Adele Stafford of Voices of Industry weaves textiles using fiber that’s been grown by sustainable farmers across the USA. This consummate creative works in an artisans’ collective housed in the Heath Ceramics tile factory in San Francisco, so we were beyond thrilled to stop by and see what kind of magic she’s been weaving.
We love Heath Ceramics! What’s it like working in its building?
“There are about eight of us small-batch manufacturers in residence on the second floor above the tile factory. I actually share my studio with a woman named Joanne Zorkendorfer, who’s behind Olli, this cool traditional craft company. There are other textile studios, jewelers, and a letterpress shop up there too. It’s a lovely creative place to be.”
How long have you had a studio there?
“Only for about three months—I started Voices of Industry in December 2013—but I hope to be there for years to come.”
What inspired you to start your own company?
“I’d been working in corporate design, managing a creative team and overseeing accounts. But being a maker was always in the background. I actually graduated from the Rhode Island School of Design as a glass blower! I knew I wanted a change, so I left my job.”
Did you have a plan at the time?
“Not really. I gave myself three to four months to play discovery and figure out what to do next. I learned how to weave in middle school, and I’ve always loved textiles, so I decided to explore that direction. I apprenticed with a textile maker and took a weaving class with this insanely amazing teacher, Jan Langdon, who weaved with all the greats in the 1950s and ’60s including Anni Albers and Jack Lenor Larsen. The first time I sat down at the loom again, I felt like I was at home.”
So then you started Voices of Industry. How would you describe it?
“I strive to tell an agricultural story through my textiles, which utilize domestic fiber that’s 100-percent farmed and spun in the United States. We invest in the independent farmer, the biodynamic alchemist, and the punk-rock shepherdess.”
Why is it so important to you to use sustainable domestic fiber?

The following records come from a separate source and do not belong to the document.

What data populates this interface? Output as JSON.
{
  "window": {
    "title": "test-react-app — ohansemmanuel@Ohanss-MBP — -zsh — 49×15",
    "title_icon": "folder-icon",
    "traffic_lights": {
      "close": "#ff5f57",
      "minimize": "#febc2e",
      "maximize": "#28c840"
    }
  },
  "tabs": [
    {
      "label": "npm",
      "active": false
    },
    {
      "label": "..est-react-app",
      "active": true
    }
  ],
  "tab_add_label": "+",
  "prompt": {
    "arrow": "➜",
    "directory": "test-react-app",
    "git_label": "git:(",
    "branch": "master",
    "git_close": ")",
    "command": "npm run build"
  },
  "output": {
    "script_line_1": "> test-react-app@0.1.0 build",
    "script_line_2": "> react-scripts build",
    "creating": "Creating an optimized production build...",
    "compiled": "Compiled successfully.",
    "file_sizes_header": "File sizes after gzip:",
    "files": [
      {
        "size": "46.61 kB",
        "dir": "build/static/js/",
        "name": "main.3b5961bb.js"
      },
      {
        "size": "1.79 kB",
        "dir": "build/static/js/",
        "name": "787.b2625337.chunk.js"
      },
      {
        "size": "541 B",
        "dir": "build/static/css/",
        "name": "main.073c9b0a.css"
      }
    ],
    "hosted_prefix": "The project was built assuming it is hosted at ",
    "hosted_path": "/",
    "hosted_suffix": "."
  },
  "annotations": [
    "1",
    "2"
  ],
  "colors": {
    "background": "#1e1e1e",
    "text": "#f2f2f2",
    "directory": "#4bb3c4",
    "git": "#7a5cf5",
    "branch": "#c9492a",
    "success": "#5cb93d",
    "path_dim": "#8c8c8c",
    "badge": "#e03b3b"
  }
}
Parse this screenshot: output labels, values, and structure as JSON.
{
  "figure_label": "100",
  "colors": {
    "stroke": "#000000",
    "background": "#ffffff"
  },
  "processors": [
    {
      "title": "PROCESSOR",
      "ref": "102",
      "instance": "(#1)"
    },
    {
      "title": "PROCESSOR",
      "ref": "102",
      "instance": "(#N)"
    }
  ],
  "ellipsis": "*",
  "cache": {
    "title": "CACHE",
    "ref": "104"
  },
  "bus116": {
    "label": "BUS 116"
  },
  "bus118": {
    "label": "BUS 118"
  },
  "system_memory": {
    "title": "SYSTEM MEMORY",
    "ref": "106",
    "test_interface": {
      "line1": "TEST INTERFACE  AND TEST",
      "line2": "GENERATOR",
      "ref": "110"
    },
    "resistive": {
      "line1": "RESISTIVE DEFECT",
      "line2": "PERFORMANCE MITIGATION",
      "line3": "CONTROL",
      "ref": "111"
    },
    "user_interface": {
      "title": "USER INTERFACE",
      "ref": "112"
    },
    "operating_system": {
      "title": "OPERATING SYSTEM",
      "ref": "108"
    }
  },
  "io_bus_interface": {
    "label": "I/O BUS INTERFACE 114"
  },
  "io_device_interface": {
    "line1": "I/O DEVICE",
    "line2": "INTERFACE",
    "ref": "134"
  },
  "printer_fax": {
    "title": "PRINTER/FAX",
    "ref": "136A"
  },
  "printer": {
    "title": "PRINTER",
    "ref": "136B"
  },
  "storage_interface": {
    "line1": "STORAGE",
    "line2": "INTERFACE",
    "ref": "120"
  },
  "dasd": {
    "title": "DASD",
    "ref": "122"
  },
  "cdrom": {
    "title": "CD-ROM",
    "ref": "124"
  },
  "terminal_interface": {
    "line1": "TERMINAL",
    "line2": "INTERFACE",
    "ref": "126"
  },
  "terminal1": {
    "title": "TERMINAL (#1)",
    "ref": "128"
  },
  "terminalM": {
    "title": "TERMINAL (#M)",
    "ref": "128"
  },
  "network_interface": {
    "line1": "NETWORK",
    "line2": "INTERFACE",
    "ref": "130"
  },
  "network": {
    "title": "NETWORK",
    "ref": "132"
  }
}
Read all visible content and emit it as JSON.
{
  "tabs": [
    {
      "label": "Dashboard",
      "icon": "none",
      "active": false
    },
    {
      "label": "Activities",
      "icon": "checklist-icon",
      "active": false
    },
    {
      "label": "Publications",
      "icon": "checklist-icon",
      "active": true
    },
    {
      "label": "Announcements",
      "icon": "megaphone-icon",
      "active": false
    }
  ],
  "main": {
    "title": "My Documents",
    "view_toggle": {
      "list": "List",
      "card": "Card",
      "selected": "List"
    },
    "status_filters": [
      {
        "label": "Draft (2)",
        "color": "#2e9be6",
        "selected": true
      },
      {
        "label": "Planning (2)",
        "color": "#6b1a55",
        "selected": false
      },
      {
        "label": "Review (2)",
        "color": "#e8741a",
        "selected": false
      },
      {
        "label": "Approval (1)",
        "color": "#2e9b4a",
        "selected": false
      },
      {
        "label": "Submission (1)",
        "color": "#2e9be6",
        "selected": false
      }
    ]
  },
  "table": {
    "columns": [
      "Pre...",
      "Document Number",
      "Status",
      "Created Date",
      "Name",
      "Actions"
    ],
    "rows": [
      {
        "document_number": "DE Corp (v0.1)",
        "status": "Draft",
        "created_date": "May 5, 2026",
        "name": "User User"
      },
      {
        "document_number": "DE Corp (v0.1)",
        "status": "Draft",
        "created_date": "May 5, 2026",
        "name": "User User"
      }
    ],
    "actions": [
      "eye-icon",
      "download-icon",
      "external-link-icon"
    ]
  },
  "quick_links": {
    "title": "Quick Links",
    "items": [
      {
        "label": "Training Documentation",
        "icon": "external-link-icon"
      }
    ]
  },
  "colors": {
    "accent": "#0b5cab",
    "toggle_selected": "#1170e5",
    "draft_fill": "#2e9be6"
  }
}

“I was raised by a chef, and I’ve been part of Slow Food for 15 years, so I’ve been very aware of the relationship between food and farmer. When I started getting into weaving and sourcing yarn, I wanted to know exactly where it came from. Companies are more and more transparent about their source of labor, but you still rarely know the origin of the cloth.”
What do you look for in the farmers you work with?
“They have to be independent, use sustainable agricultural practices, possess an empathetic approach to breeding, and have an emotional relationship with the land.”
Have you personally met every farmer you work with?
“Absolutely! And I’ve spent time on all their farms. We were recently at a farm outside Asheville, NC, for a week harvesting wool. Every farmer I work with is a quirky individual—you have to be a bit on the fringe to do this job; it’s so, so hard. But they all have an awesome narrative, and they’re all so beautiful in terms of their commitment to the land.”
What does a typical day in your studio look like?
“I commute in from Oakland, pretty early. I weave in the mornings because it’s the time of day when I’m the most productive, and because it’s impossible to weave when you’re tired. I’ll weave for no more than five hours—it’s hard on the body—then in the afternoon I’ll design, work on the business side, update the website, and lead studio tours.”
Why do you love weaving?
“I love the rhythm. It’s incredibly meditative, though your body has to be very present. You can’t go into autopilot. But I love that it’s physical, that the entire process is driven by my body. I also simply love fiber.”
Can you describe your design process?
“I do a very rough sketch of my ideas, then bring those drawings along with a mood board to my patternmaker. We work very closely together. I try to design as many pieces as I can from one width of cloth, so we’ll sit down and she’ll tell me what’s possible and what’s not. Then we’ll create samples and land on our final product.”
What goes through your mind when you step back and look at one of your finished pieces?
“I’m really proud of the work and excited about getting it out into the world.”
Where do you look for inspiration?
“To the materials themselves. Most people don’t really realize the amazing differences in color between one cotton plant to the next. I’m also inspired by the geometry of fields—the blueprint of that geometry from an aerial view.”
You live in Oakland—are there any local eateries taking a farm-to-table approach that you really appreciate?
“Camino. The centerpiece of the restaurant is this huge wood-burning spit. It’s old school—much like this big hulking loom I weave on. The chef worked at Chez Panisse for many years, and he sources all his ingredients from incredible purveyors and farms. The menu changes daily, but I love Dungeness crab month, when they’ll cook a whole crab in the oven. They also have a savory condiment plate you can get at lunch with herb jams and cheeses. Just delicious.”